College athletics is a billion-dollar industry in the United States. An important part of American culture, college sports generate millions of dollars for universities and colleges. However, until recently, there was no way for a student-athlete to make money off of their name, image, or likeness (NIL).

That began to change in 2013 when University of Central Arkansas (UCA) President Tom Courtway announced that his school had partnered with Collegiate Licensing Company (CLC) for an NIL deal specifically tailored to college athletes. What followed were decisions by states, universities, and eventually, the entire NCAA system that has completely changed the dynamics in college sports.

Before this landmark NIL decision, student-athletes were bound by a code that dictated that they could not profit from their NIL. For instance, in 1978 the NCAA instituted a policy that barred student-athletes from receiving compensation beyond tuition and room and board—and even that was limited.

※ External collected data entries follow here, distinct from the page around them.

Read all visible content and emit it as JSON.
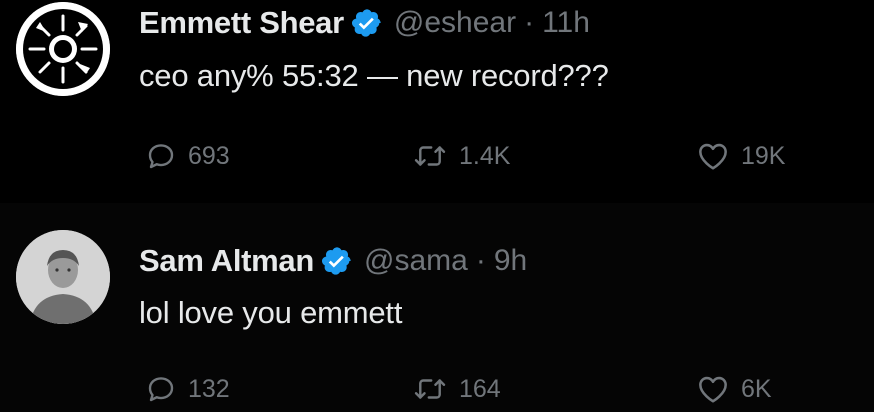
{
  "tweets": [
    {
      "name": "Emmett Shear",
      "handle": "@eshear",
      "separator": "·",
      "time": "11h",
      "text": "ceo any% 55:32 — new record???",
      "avatar_icon": "abstract-sun-logo-icon",
      "replies": "693",
      "retweets": "1.4K",
      "likes": "19K"
    },
    {
      "name": "Sam Altman",
      "handle": "@sama",
      "separator": "·",
      "time": "9h",
      "text": "lol love you emmett",
      "avatar_icon": "profile-photo",
      "replies": "132",
      "retweets": "164",
      "likes": "6K"
    }
  ],
  "colors": {
    "background": "#000000",
    "primary_text": "#e7e9ea",
    "secondary_text": "#71767b",
    "verified_badge": "#1d9bf0",
    "thread_line": "#3e4144"
  },
  "icons": {
    "verified": "verified-badge-icon",
    "reply": "reply-bubble-icon",
    "retweet": "retweet-icon",
    "like": "heart-icon"
  }
}
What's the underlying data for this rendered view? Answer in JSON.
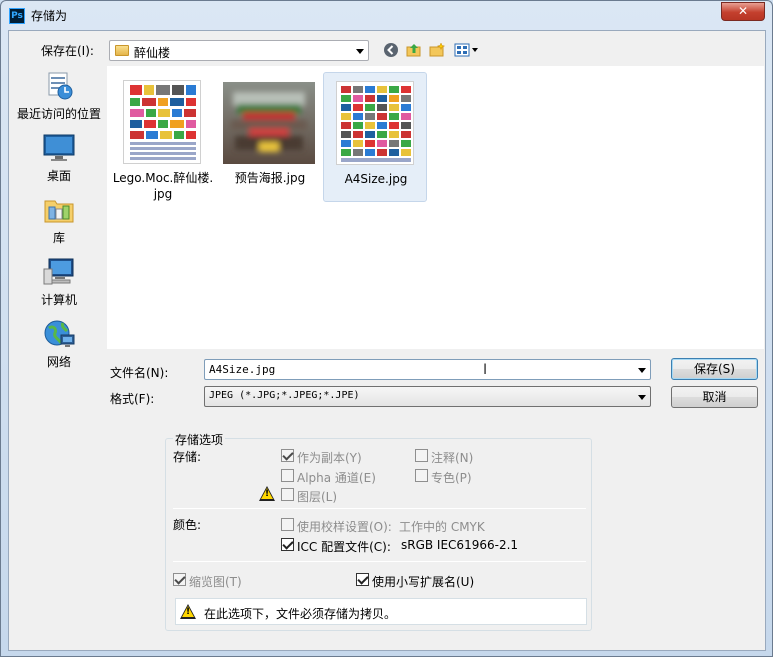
{
  "window": {
    "title": "存储为",
    "app_icon": "Ps",
    "close_glyph": "✕"
  },
  "save_in": {
    "label": "保存在(I):",
    "value": "醉仙楼"
  },
  "toolbar": {
    "back": "back-icon",
    "up": "up-folder-icon",
    "new_folder": "new-folder-icon",
    "view": "view-menu-icon"
  },
  "places": [
    {
      "label": "最近访问的位置",
      "icon": "recent-places-icon"
    },
    {
      "label": "桌面",
      "icon": "desktop-icon"
    },
    {
      "label": "库",
      "icon": "libraries-icon"
    },
    {
      "label": "计算机",
      "icon": "computer-icon"
    },
    {
      "label": "网络",
      "icon": "network-icon"
    }
  ],
  "files": [
    {
      "name": "Lego.Moc.醉仙楼.jpg",
      "name_line1": "Lego.Moc.醉仙楼.",
      "name_line2": "jpg",
      "selected": false
    },
    {
      "name": "预告海报.jpg",
      "selected": false
    },
    {
      "name": "A4Size.jpg",
      "selected": true
    }
  ],
  "filename": {
    "label": "文件名(N):",
    "value": "A4Size.jpg"
  },
  "format": {
    "label": "格式(F):",
    "value": "JPEG (*.JPG;*.JPEG;*.JPE)"
  },
  "buttons": {
    "save": "保存(S)",
    "cancel": "取消"
  },
  "options": {
    "group_title": "存储选项",
    "storage_label": "存储:",
    "as_copy": "作为副本(Y)",
    "alpha": "Alpha 通道(E)",
    "layers": "图层(L)",
    "notes": "注释(N)",
    "spot": "专色(P)",
    "color_label": "颜色:",
    "proof": "使用校样设置(O):",
    "proof_value": "工作中的 CMYK",
    "icc": "ICC 配置文件(C):",
    "icc_value": "sRGB IEC61966-2.1",
    "thumbnail": "缩览图(T)",
    "lowercase": "使用小写扩展名(U)",
    "warning": "在此选项下，文件必须存储为拷贝。"
  },
  "colors": {
    "accent": "#3c7fb1",
    "warning": "#ffd700",
    "close": "#c4402e"
  }
}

Amateurism in College Athletics

Many of the issues involved with NIL stem from the NCAA’s rules for its members to protect “amateurism,” which is a belief that student-athletes are not professional athletes and should not be compensated as such. They have similar reasons for being strict with schools, which are also trying to maintain a level playing field by disallowing student-athletes from earning NIL money through endorsement deals or licensing agreements.

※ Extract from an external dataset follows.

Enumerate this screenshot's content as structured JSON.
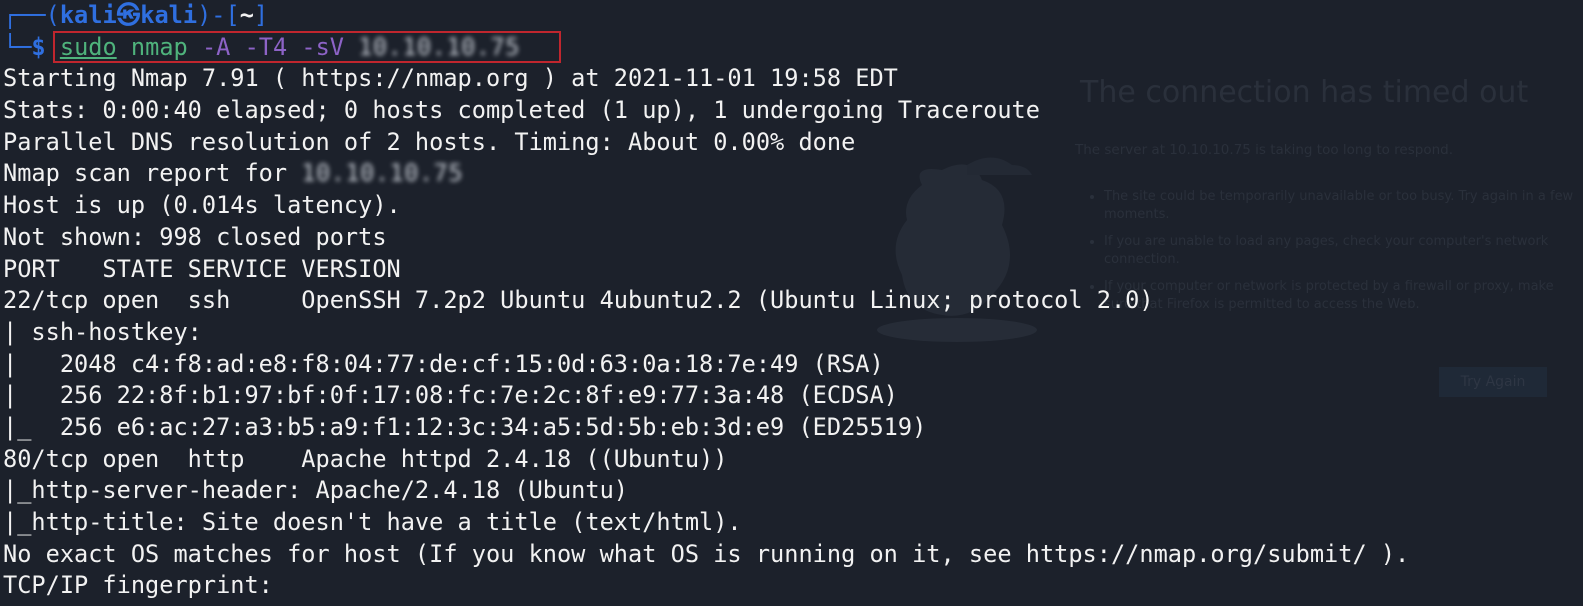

While this might be good business sense for smaller programs that cannot afford to lose top talent over a few thousand dollars, it’s harder to swallow when you consider how many players go on to become professional athletes after they graduate, meaning these same universities will eventually benefit financially from their former students’ success.

The New Deal That Turned the Tide

In March 2013, UCA became one of a few early adopters when they announced their new licensing deal with CLC. They were followed by Belmont University and Indiana Tech, who both signed similar agreements shortly thereafter. The deal allowed companies such as CLC and IMG College Licensing to pay universities and in turn, the money would be used to give out stipends directly to student-athletes.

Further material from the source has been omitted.